Hard-heartedness cannot be imposed without authoritarianism.

Does this mean that we should let violent people run wild without trying to stop them? No, not at all. I am not anti-police. I am for competent police who do a better job of using the minimum of force than the current police do. If that means we need to fund the criminal justice system more so that they can hire a higher quality of person, I am for it.

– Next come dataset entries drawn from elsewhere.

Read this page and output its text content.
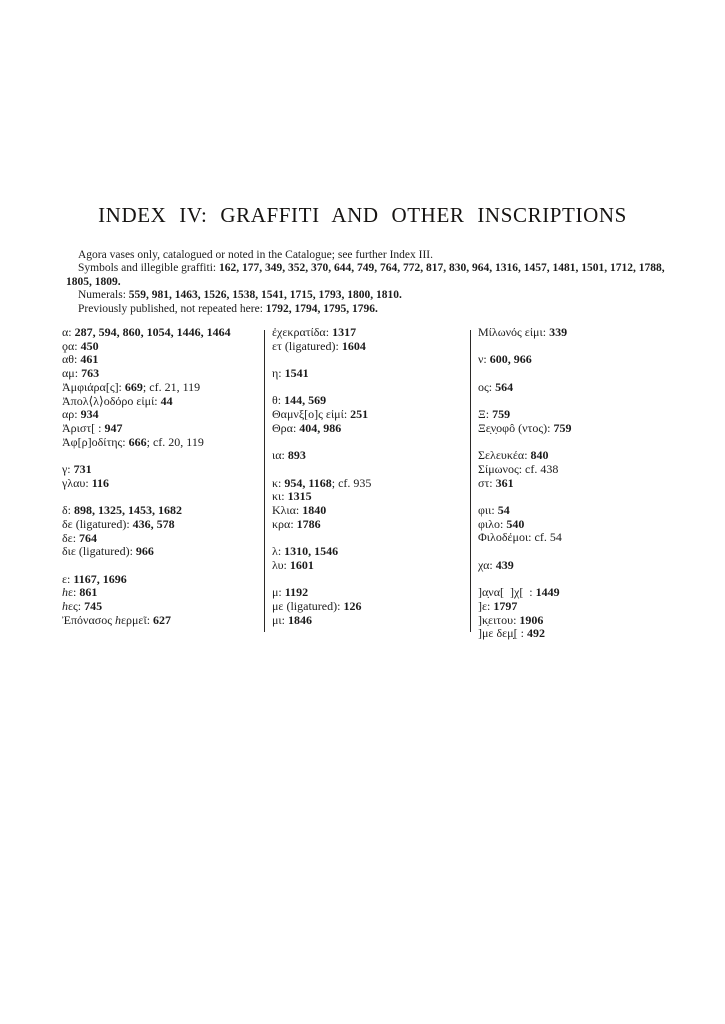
INDEX IV: GRAFFITI AND OTHER INSCRIPTIONS

Agora vases only, catalogued or noted in the Catalogue; see further Index III.

Symbols and illegible graffiti: 162, 177, 349, 352, 370, 644, 749, 764, 772, 817, 830, 964, 1316, 1457, 1481, 1501, 1712, 1788, 1805, 1809.

Numerals: 559, 981, 1463, 1526, 1538, 1541, 1715, 1793, 1800, 1810.

Previously published, not repeated here: 1792, 1794, 1795, 1796.

α: 287, 594, 860, 1054, 1446, 1464
ϙα: 450
αθ: 461
αμ: 763
Ἀμφιάρα[ς]: 669; cf. 21, 119
Ἀπολ⟨λ⟩οδόρο εἰμί: 44
αρ: 934
Ἀριστ[ : 947
Ἀφ[ρ]οδίτης: 666; cf. 20, 119
γ: 731
γλαυ: 116
δ: 898, 1325, 1453, 1682
δε (ligatured): 436, 578
δε: 764
διε (ligatured): 966
ε: 1167, 1696
hε: 861
hες: 745
Ἐπόνασος hερμεῖ: 627
ἐχεκρατίδα: 1317
ετ (ligatured): 1604
η: 1541
θ: 144, 569
Θαμνξ[ο]ς εἰμί: 251
Θρα: 404, 986
ια: 893
κ: 954, 1168; cf. 935
κι: 1315
Κλια: 1840
κρα: 1786
λ: 1310, 1546
λυ: 1601
μ: 1192
με (ligatured): 126
μι: 1846
Μίλωνός εἰμι: 339
ν: 600, 966
ος: 564
Ξ: 759
Ξε̣ν̣οφô (ντος): 759
Σελευκέα: 840
Σίμωνος: cf. 438
στ: 361
φιι: 54
φιλο: 540
Φιλοδέμοι: cf. 54
χα: 439
]α̣να[  ]χ[  : 1449
]ε: 1797
]κ̣ειτου: 1906
]με δεμ̣[ : 492
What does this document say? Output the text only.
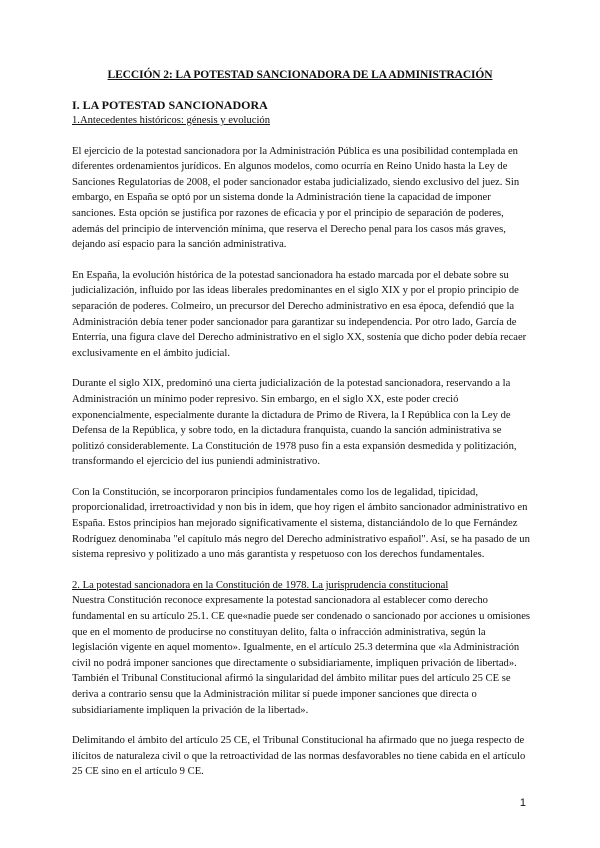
LECCIÓN 2: LA POTESTAD SANCIONADORA DE LA ADMINISTRACIÓN
I. LA POTESTAD SANCIONADORA
1.Antecedentes históricos: génesis y evolución

El ejercicio de la potestad sancionadora por la Administración Pública es una posibilidad contemplada en diferentes ordenamientos jurídicos. En algunos modelos, como ocurría en Reino Unido hasta la Ley de Sanciones Regulatorias de 2008, el poder sancionador estaba judicializado, siendo exclusivo del juez. Sin embargo, en España se optó por un sistema donde la Administración tiene la capacidad de imponer sanciones. Esta opción se justifica por razones de eficacia y por el principio de separación de poderes, además del principio de intervención mínima, que reserva el Derecho penal para los casos más graves, dejando así espacio para la sanción administrativa.

En España, la evolución histórica de la potestad sancionadora ha estado marcada por el debate sobre su judicialización, influido por las ideas liberales predominantes en el siglo XIX y por el propio principio de separación de poderes. Colmeiro, un precursor del Derecho administrativo en esa época, defendió que la Administración debía tener poder sancionador para garantizar su independencia. Por otro lado, García de Enterría, una figura clave del Derecho administrativo en el siglo XX, sostenía que dicho poder debía recaer exclusivamente en el ámbito judicial.

Durante el siglo XIX, predominó una cierta judicialización de la potestad sancionadora, reservando a la Administración un mínimo poder represivo. Sin embargo, en el siglo XX, este poder creció exponencialmente, especialmente durante la dictadura de Primo de Rivera, la I República con la Ley de Defensa de la República, y sobre todo, en la dictadura franquista, cuando la sanción administrativa se politizó considerablemente. La Constitución de 1978 puso fin a esta expansión desmedida y politización, transformando el ejercicio del ius puniendi administrativo.

Con la Constitución, se incorporaron principios fundamentales como los de legalidad, tipicidad, proporcionalidad, irretroactividad y non bis in idem, que hoy rigen el ámbito sancionador administrativo en España. Estos principios han mejorado significativamente el sistema, distanciándolo de lo que Fernández Rodríguez denominaba "el capítulo más negro del Derecho administrativo español". Así, se ha pasado de un sistema represivo y politizado a uno más garantista y respetuoso con los derechos fundamentales.

2. La potestad sancionadora en la Constitución de 1978. La jurisprudencia constitucional

Nuestra Constitución reconoce expresamente la potestad sancionadora al establecer como derecho fundamental en su artículo 25.1. CE que«nadie puede ser condenado o sancionado por acciones u omisiones que en el momento de producirse no constituyan delito, falta o infracción administrativa, según la legislación vigente en aquel momento». Igualmente, en el artículo 25.3 determina que «la Administración civil no podrá imponer sanciones que directamente o subsidiariamente, impliquen privación de libertad». También el Tribunal Constitucional afirmó la singularidad del ámbito militar pues del artículo 25 CE se deriva a contrario sensu que la Administración militar sí puede imponer sanciones que directa o subsidiariamente impliquen la privación de la libertad».

Delimitando el ámbito del artículo 25 CE, el Tribunal Constitucional ha afirmado que no juega respecto de ilícitos de naturaleza civil o que la retroactividad de las normas desfavorables no tiene cabida en el artículo 25 CE sino en el artículo 9 CE.

1
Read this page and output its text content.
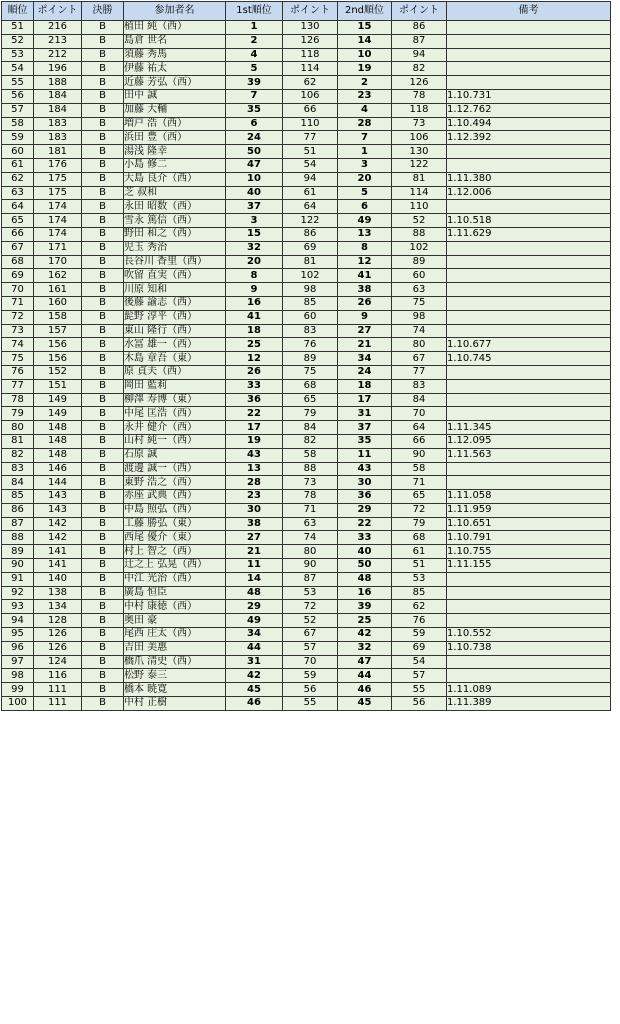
順位	ポイント	決勝	参加者名	1st順位	ポイント	2nd順位	ポイント	備考
51	216	B	植田 純（西）	1	130	15	86	
52	213	B	島倉 世名	2	126	14	87	
53	212	B	須藤 秀馬	4	118	10	94	
54	196	B	伊藤 祐太	5	114	19	82	
55	188	B	近藤 芳弘（西）	39	62	2	126	
56	184	B	田中 誠	7	106	23	78	1.10.731
57	184	B	加藤 大輔	35	66	4	118	1.12.762
58	183	B	増戸 浩（西）	6	110	28	73	1.10.494
59	183	B	浜田 豊（西）	24	77	7	106	1.12.392
60	181	B	湯浅 隆幸	50	51	1	130	
61	176	B	小島 修二	47	54	3	122	
62	175	B	大島 良介（西）	10	94	20	81	1.11.380
63	175	B	芝 叔和	40	61	5	114	1.12.006
64	174	B	永田 昭数（西）	37	64	6	110	
65	174	B	雪永 篤信（西）	3	122	49	52	1.10.518
66	174	B	野田 和之（西）	15	86	13	88	1.11.629
67	171	B	児玉 秀治	32	69	8	102	
68	170	B	長谷川 香里（西）	20	81	12	89	
69	162	B	吹留 直実（西）	8	102	41	60	
70	161	B	川原 知和	9	98	38	63	
71	160	B	後藤 諭志（西）	16	85	26	75	
72	158	B	髭野 淳平（西）	41	60	9	98	
73	157	B	東山 隆行（西）	18	83	27	74	
74	156	B	水冨 雄一（西）	25	76	21	80	1.10.677
75	156	B	木島 章吾（東）	12	89	34	67	1.10.745
76	152	B	原 貞夫（西）	26	75	24	77	
77	151	B	岡田 藍莉	33	68	18	83	
78	149	B	柳澤 寿博（東）	36	65	17	84	
79	149	B	中尾 匡浩（西）	22	79	31	70	
80	148	B	永井 健介（西）	17	84	37	64	1.11.345
81	148	B	山村 純一（西）	19	82	35	66	1.12.095
82	148	B	石原 誠	43	58	11	90	1.11.563
83	146	B	渡邊 誠一（西）	13	88	43	58	
84	144	B	東野 浩之（西）	28	73	30	71	
85	143	B	赤座 武典（西）	23	78	36	65	1.11.058
86	143	B	中島 照弘（西）	30	71	29	72	1.11.959
87	142	B	工藤 勝弘（東）	38	63	22	79	1.10.651
88	142	B	西尾 優介（東）	27	74	33	68	1.10.791
89	141	B	村上 智之（西）	21	80	40	61	1.10.755
90	141	B	辻之上 弘晃（西）	11	90	50	51	1.11.155
91	140	B	中江 光治（西）	14	87	48	53	
92	138	B	廣島 恒臣	48	53	16	85	
93	134	B	中村 康徳（西）	29	72	39	62	
94	128	B	奥田 豪	49	52	25	76	
95	126	B	尾西 庄太（西）	34	67	42	59	1.10.552
96	126	B	吉田 美惠	44	57	32	69	1.10.738
97	124	B	橋爪 清史（西）	31	70	47	54	
98	116	B	松野 泰三	42	59	44	57	
99	111	B	橋本 暁寛	45	56	46	55	1.11.089
100	111	B	中村 正樹	46	55	45	56	1.11.389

Should George Floyd have been executed for breaking into a woman's home and holding her at gunpoint? In my view, no. I am absolutely against capital punishment if for no other reason than that it occasionally kills innocent people. Should he have been imprisoned for life? That is a different matter, and I think that "yes" is certainly a reasonable position to have on that question. There are decent arguments pro and against. People do change sometimes and lifetime incarceration is a very harsh sentence to impose. On the other hand, it is clear to me that letting people who have a track record of gun violence back on the streets is not fair to their possible future victims. So I am not sure about this issue.